06 September 2017

Biblicism Right and Left

As I remarked here some years ago in a post titled "The Bible and Conservative Politics," conservative Evangelicals had no principled way of deciding when and how specific biblical legal teachings should form part of the modern civil law. As I concluded, 
One should not rule out of bounds arguments in the public square that do appeal to authority, including the authority of the Bible. But if Evangelicals wish to make such arguments, they would be well-advised to be able articulately to answer the question why the modern state should enforce the prohibition against theft and not the commandment forbidding idolatry.
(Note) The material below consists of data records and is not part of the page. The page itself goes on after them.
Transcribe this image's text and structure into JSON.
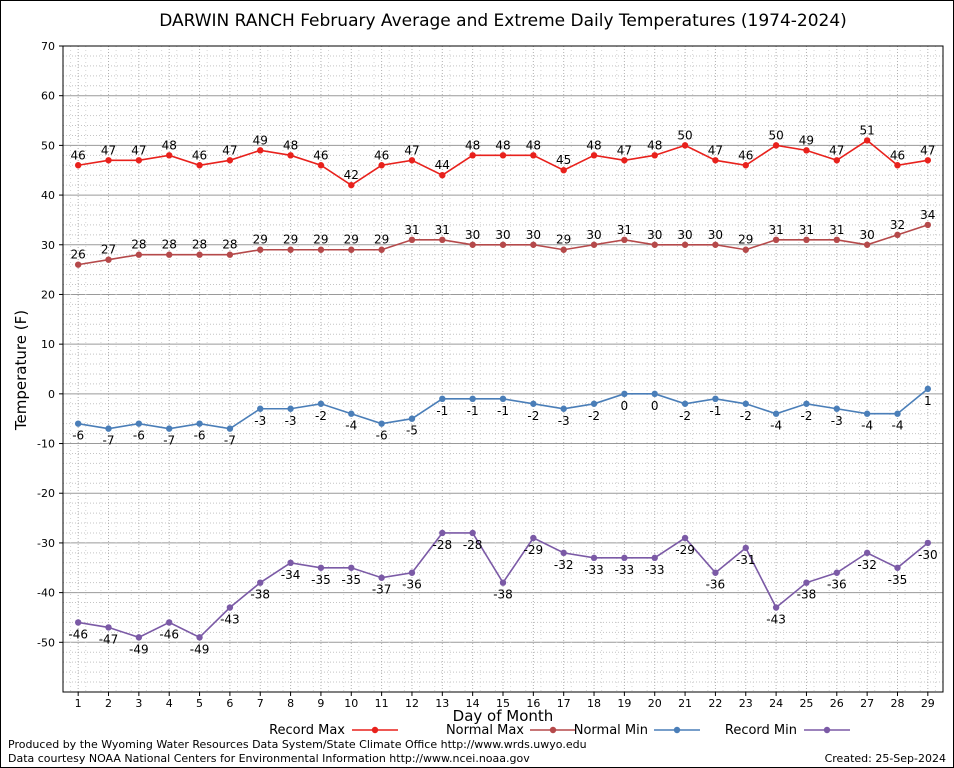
{
  "chart_data": {
    "type": "line",
    "title": "DARWIN RANCH February Average and Extreme Daily Temperatures (1974-2024)",
    "xlabel": "Day of Month",
    "ylabel": "Temperature (F)",
    "x": [
      1,
      2,
      3,
      4,
      5,
      6,
      7,
      8,
      9,
      10,
      11,
      12,
      13,
      14,
      15,
      16,
      17,
      18,
      19,
      20,
      21,
      22,
      23,
      24,
      25,
      26,
      27,
      28,
      29
    ],
    "xlim": [
      0.5,
      29.5
    ],
    "ylim": [
      -60,
      70
    ],
    "yticks": [
      70,
      60,
      50,
      40,
      30,
      20,
      10,
      0,
      -10,
      -20,
      -30,
      -40,
      -50
    ],
    "grid": true,
    "legend_position": "bottom",
    "series": [
      {
        "name": "Record Max",
        "color": "#e8211c",
        "values": [
          46,
          47,
          47,
          48,
          46,
          47,
          49,
          48,
          46,
          42,
          46,
          47,
          44,
          48,
          48,
          48,
          45,
          48,
          47,
          48,
          50,
          47,
          46,
          50,
          49,
          47,
          51,
          46,
          47
        ]
      },
      {
        "name": "Normal Max",
        "color": "#b5494a",
        "values": [
          26,
          27,
          28,
          28,
          28,
          28,
          29,
          29,
          29,
          29,
          29,
          31,
          31,
          30,
          30,
          30,
          29,
          30,
          31,
          30,
          30,
          30,
          29,
          31,
          31,
          31,
          30,
          32,
          34
        ]
      },
      {
        "name": "Normal Min",
        "color": "#4a7eb8",
        "values": [
          -6,
          -7,
          -6,
          -7,
          -6,
          -7,
          -3,
          -3,
          -2,
          -4,
          -6,
          -5,
          -1,
          -1,
          -1,
          -2,
          -3,
          -2,
          0,
          0,
          -2,
          -1,
          -2,
          -4,
          -2,
          -3,
          -4,
          -4,
          1
        ]
      },
      {
        "name": "Record Min",
        "color": "#7b5aa6",
        "values": [
          -46,
          -47,
          -49,
          -46,
          -49,
          -43,
          -38,
          -34,
          -35,
          -35,
          -37,
          -36,
          -28,
          -28,
          -38,
          -29,
          -32,
          -33,
          -33,
          -33,
          -29,
          -36,
          -31,
          -43,
          -38,
          -36,
          -32,
          -35,
          -30
        ]
      }
    ]
  },
  "footer": {
    "left_line1": "Produced by the Wyoming Water Resources Data System/State Climate Office http://www.wrds.uwyo.edu",
    "left_line2": "Data courtesy NOAA National Centers for Environmental Information http://www.ncei.noaa.gov",
    "created": "Created:  25-Sep-2024"
  }
}
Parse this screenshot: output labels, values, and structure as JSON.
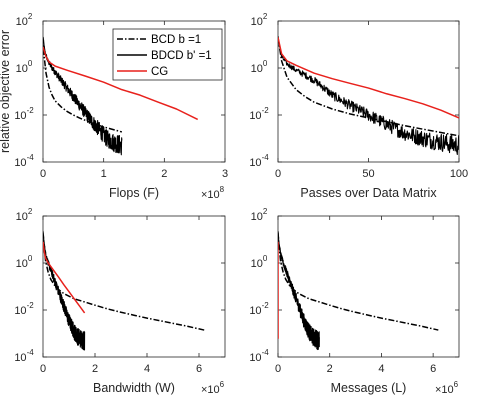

To cause equal-opportunity offense, it is important to observe the Prog-Left Evangelicals do the same and nowhere more often of late than with respect to immigration in general and DACA in particular. The Bible has much to say about treatment of strangers and sojourners in the land of Israel and virtually all of it is positive. Jonathan Burnside and Christopher J.H. Wright have done much to bring out the depth and situated-ness of Torah on these and related issues. God does and his people are to welcome the stranger/alien/sojourner and treat them equally according to (almost all of) the Law. And the prophets pick up and even extend this theme. As Jeremiah Unterman notes in “Justice for All”,
Most interesting is the statement in Ezekiel's depiction of the future division of the land in the time of redemption that "'the gerim [strangers/resident aliens] who reside among you, who have given birth to children among you,' are given land within the tribes among whom they reside (47:22-23)--something that the Torah nowhere considers.
So, does the teaching of the Torah as adumbrated by the prophets provide the singular roadmap for American immigration policy? It would seem not. As Mark Tooley writes here, “There should always be great caution in claiming direct biblical commands for political specifics. Evangelicals, who historically emphasize Scripture alone as authority, are especially prone to this rhetoric of ‘biblical’ policy goals.” And Tooley concludes that
It is facile to claim, as is routine for many religious activists, that divine commands to Israel about caring for the poor or sojourners directly mandate specific welfare or immigration policies for any nation state of today. Activists on these causes instead need actually to provide arguments and evidence for their perspectives. They also need modestly to accept the need for compromise in a consensual modern society not governed by kings and prophets with access to direct divine inspiration.
Bible-affirming Protestants of whatever political persuasion need to recover the moral-theological resources of the past and understand the nuanced policies of the present if they hope to do anything more than signal their virtue on any issue including immigration law.